Nathan Cullen, who is the MP for Skeena-Bulkley Valley, spent two hours at the Nelson Trading Company for a brown bag lunch where he sat down to talk to residents of Nelson.
“I got involved in politics a bit in a different direction, I wasn’t born into it,” he said. “My family wasn’t political, but I got involved through working internationally and seeing the power of what an elected official could do if they were lined up with people.”
Cullen ran for office in 2004 where he beat Conservative MP Andy Burton.
“We’ve had a lot of elections at the federal level in the last number of years, so we’ve been in pretty much constant campaign mode since then,” he said. “It’s made our politics very vigorous, so not with the majority government it’s gotten much more out of the public’s attention and that’s deeply worrisome for me.”
Many of the candidates running in the leadership race are from major urban areas like Toronto and Ottawa, but as an MP from Northwest BC, Cullen represents the voice of rural and particularly on Canada’s West Coast.

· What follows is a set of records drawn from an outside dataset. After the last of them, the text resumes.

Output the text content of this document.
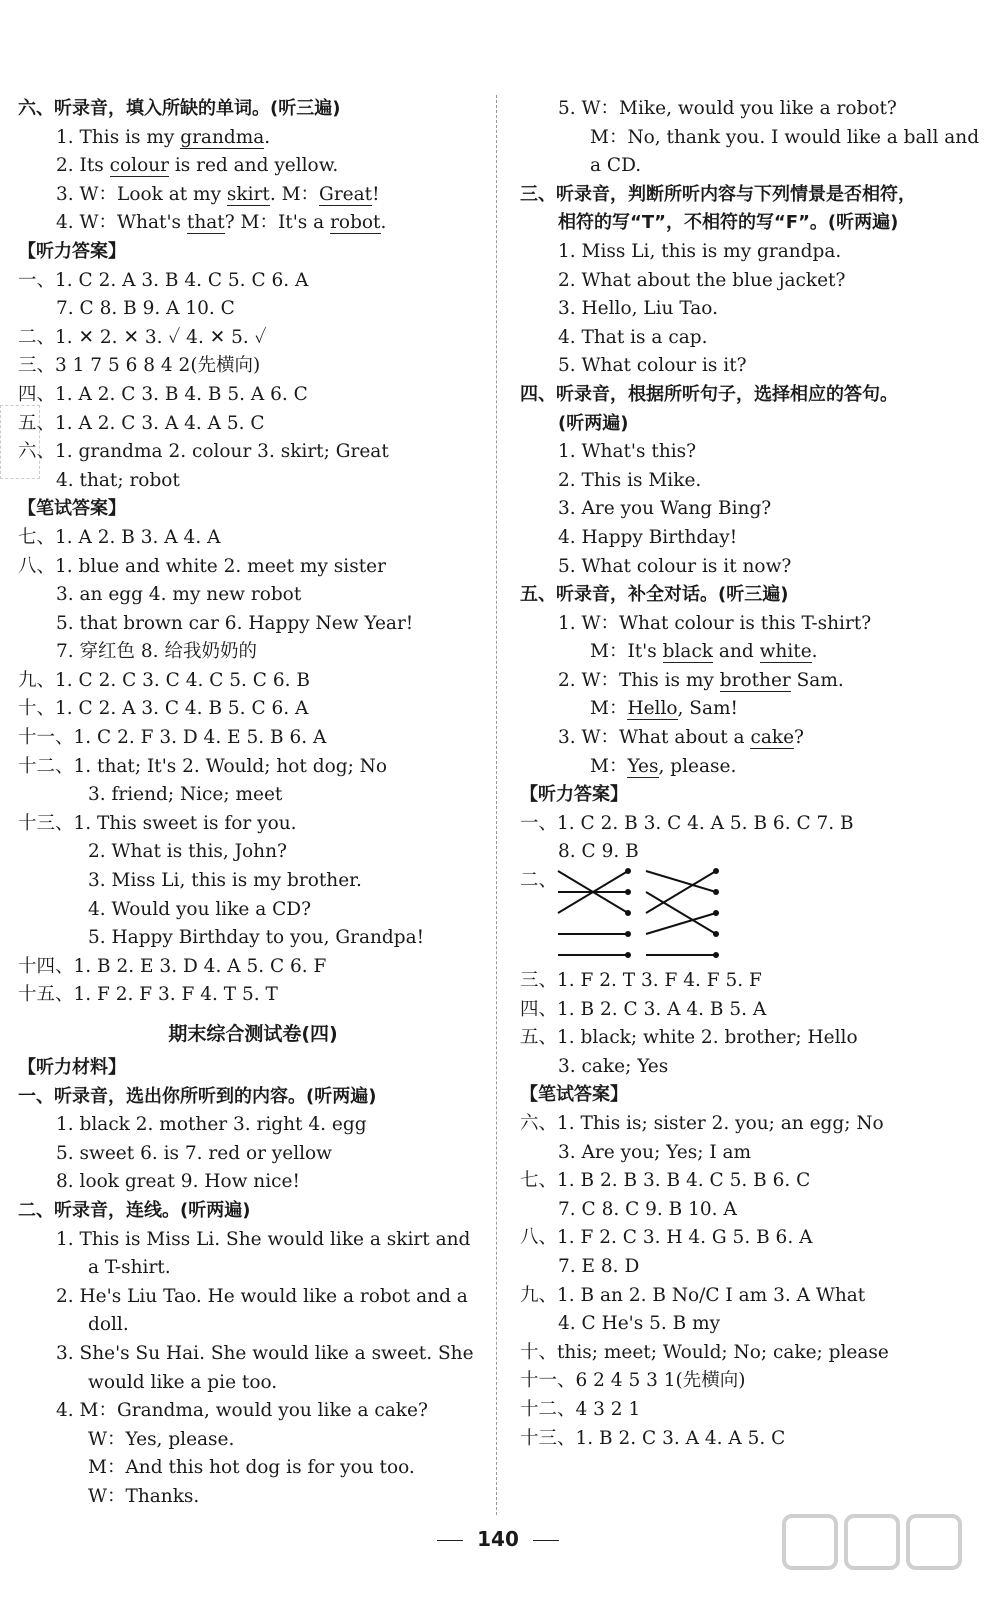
六、听录音，填入所缺的单词。(听三遍)
1. This is my grandma.
2. Its colour is red and yellow.
3. W：Look at my skirt. M：Great!
4. W：What's that? M：It's a robot.
【听力答案】
一、1. C 2. A 3. B 4. C 5. C 6. A
7. C 8. B 9. A 10. C
二、1. ✕ 2. ✕ 3. ✓ 4. ✕ 5. ✓
三、3 1 7 5 6 8 4 2(先横向)
四、1. A 2. C 3. B 4. B 5. A 6. C
五、1. A 2. C 3. A 4. A 5. C
六、1. grandma 2. colour 3. skirt; Great
4. that; robot
【笔试答案】
七、1. A 2. B 3. A 4. A
八、1. blue and white 2. meet my sister
3. an egg 4. my new robot
5. that brown car 6. Happy New Year!
7. 穿红色 8. 给我奶奶的
九、1. C 2. C 3. C 4. C 5. C 6. B
十、1. C 2. A 3. C 4. B 5. C 6. A
十一、1. C 2. F 3. D 4. E 5. B 6. A
十二、1. that; It's 2. Would; hot dog; No
3. friend; Nice; meet
十三、1. This sweet is for you.
2. What is this, John?
3. Miss Li, this is my brother.
4. Would you like a CD?
5. Happy Birthday to you, Grandpa!
十四、1. B 2. E 3. D 4. A 5. C 6. F
十五、1. F 2. F 3. F 4. T 5. T
期末综合测试卷(四)
【听力材料】
一、听录音，选出你所听到的内容。(听两遍)
1. black 2. mother 3. right 4. egg
5. sweet 6. is 7. red or yellow
8. look great 9. How nice!
二、听录音，连线。(听两遍)
1. This is Miss Li. She would like a skirt and
a T-shirt.
2. He's Liu Tao. He would like a robot and a
doll.
3. She's Su Hai. She would like a sweet. She
would like a pie too.
4. M：Grandma, would you like a cake?
W：Yes, please.
M：And this hot dog is for you too.
W：Thanks.
5. W：Mike, would you like a robot?
M：No, thank you. I would like a ball and
a CD.
三、听录音，判断所听内容与下列情景是否相符，
相符的写“T”，不相符的写“F”。(听两遍)
1. Miss Li, this is my grandpa.
2. What about the blue jacket?
3. Hello, Liu Tao.
4. That is a cap.
5. What colour is it?
四、听录音，根据所听句子，选择相应的答句。
(听两遍)
1. What's this?
2. This is Mike.
3. Are you Wang Bing?
4. Happy Birthday!
5. What colour is it now?
五、听录音，补全对话。(听三遍)
1. W：What colour is this T-shirt?
M：It's black and white.
2. W：This is my brother Sam.
M：Hello, Sam!
3. W：What about a cake?
M：Yes, please.
【听力答案】
一、1. C 2. B 3. C 4. A 5. B 6. C 7. B
8. C 9. B
二、
三、1. F 2. T 3. F 4. F 5. F
四、1. B 2. C 3. A 4. B 5. A
五、1. black; white 2. brother; Hello
3. cake; Yes
【笔试答案】
六、1. This is; sister 2. you; an egg; No
3. Are you; Yes; I am
七、1. B 2. B 3. B 4. C 5. B 6. C
7. C 8. C 9. B 10. A
八、1. F 2. C 3. H 4. G 5. B 6. A
7. E 8. D
九、1. B an 2. B No/C I am 3. A What
4. C He's 5. B my
十、this; meet; Would; No; cake; please
十一、6 2 4 5 3 1(先横向)
十二、4 3 2 1
十三、1. B 2. C 3. A 4. A 5. C
140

“I was born in Toronto and grew up there, so I get the urban mentality,” he said. “It’s not foreign to me. I think we can find those common points. We care about a lot of the same things.”
Cullen has been involved in many mining projects in his constituency and thinks that the way urban Canadians view resources needs to change.
“We need to start talking about our resources in a more intelligent way,” he said.
“One of the primary drivers in our economy is our natural resources and we don’t treat it very well right now. We’re getting worse at it, not better. Folks in the city need to appreciate that.”
If chosen the new NDP leader, Cullen said he’s focused on changing the tone of Canadian politics.
“It seems very, very destructive right now, very personal and vindictive. And because it’s destructive it’s turning people off, particularly young folks. So one of the proposals that I made is around having the federalist more progressive parties co-operate going into the next election, where we’ll hold joint nomination meetings,” he said.
Cullen said that the tone of Canadian politics is also excluding people from the political process and conversation.
“I’m not wedded to old ideologies. I don’t think that New Democrats have everything perfectly right and I don’t think the other side has everything perfectly wrong,” he said.
“I think that there’s got to be that sacred common space, that ground in between the different views of the world that we can respect and be thoughtful in our politics and not go to the lowest common denominator.”
Cullen is using the slogan “New Generation. New Change,” and said he is campaigning on a mandate of change.
“I’m not looking for status quo. The status quo is killing a lot of people and we can seek change intelligently and thoughtfully that brings more people into the conversation because too many are being shut out, especially when you drop below say age 30,” he said.